The American agent contended that under other sections of the treaty we were entitled to the same rate of exchange that was provided for in section 296, namely, the 17.4 cents, and briefs were prepared by both agents before the Mixed Claims Commission. The matter was pending before the commission for some time, and it looked rather dubious as to whether we would be able to maintain the position that I contended for, namely, that we were entitled to the 17.4 cents. And in any event, even though we should have been successful, it would have meant a very prolonged litigation before we got all of our claims settled, and great expense and trouble to our nationals.

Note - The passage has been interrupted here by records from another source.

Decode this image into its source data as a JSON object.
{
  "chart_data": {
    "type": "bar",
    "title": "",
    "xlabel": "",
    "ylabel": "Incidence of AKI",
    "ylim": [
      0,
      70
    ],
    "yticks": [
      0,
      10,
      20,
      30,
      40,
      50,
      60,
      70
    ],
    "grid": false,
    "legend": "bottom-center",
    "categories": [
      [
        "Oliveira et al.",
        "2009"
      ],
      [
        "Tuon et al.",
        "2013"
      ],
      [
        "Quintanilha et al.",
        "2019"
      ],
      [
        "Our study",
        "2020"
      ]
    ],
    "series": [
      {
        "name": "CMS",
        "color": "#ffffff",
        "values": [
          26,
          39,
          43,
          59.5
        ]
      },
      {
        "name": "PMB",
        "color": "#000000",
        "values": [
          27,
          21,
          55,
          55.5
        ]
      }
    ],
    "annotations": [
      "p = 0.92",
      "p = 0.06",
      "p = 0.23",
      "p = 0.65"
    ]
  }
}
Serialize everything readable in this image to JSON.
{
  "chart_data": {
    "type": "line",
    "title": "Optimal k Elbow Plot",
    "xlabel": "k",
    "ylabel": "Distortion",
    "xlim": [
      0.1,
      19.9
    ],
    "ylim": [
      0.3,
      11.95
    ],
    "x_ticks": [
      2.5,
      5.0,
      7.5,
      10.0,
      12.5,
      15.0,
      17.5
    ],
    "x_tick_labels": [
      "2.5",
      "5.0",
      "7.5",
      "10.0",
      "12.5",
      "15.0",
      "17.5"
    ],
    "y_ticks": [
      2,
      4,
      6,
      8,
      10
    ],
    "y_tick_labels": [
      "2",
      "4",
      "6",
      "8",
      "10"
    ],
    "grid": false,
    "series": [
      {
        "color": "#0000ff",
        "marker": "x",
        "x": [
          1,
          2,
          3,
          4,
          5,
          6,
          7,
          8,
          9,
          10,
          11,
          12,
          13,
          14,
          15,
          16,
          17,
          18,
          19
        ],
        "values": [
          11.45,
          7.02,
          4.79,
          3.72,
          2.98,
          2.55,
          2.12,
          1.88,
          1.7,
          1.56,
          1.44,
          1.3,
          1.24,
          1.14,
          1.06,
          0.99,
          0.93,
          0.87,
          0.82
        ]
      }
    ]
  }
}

The German agent then, on behalf of his Government and with the consent of his Government, proposed an amicable adjustment of this question of the rate of exchange in view of the contentions of the two parties and the difficulty in arriving at a solution, and one that would not only expedite the conclusions of the adjudication of these claims but save the American nationals a great deal of time and expense in establishing their claims. He proposed that a rate of exchange at the rate of 16 cents be adopted for the debts provided for in section 296, and that Germany would, notwithstanding the fact that we had not adopted the clearing-office system, assume direct liability for those debts."

The CHAIRMAN. Did they have any other reason why they did not make it 17.4 cents? Simply because we were not assuming the liability?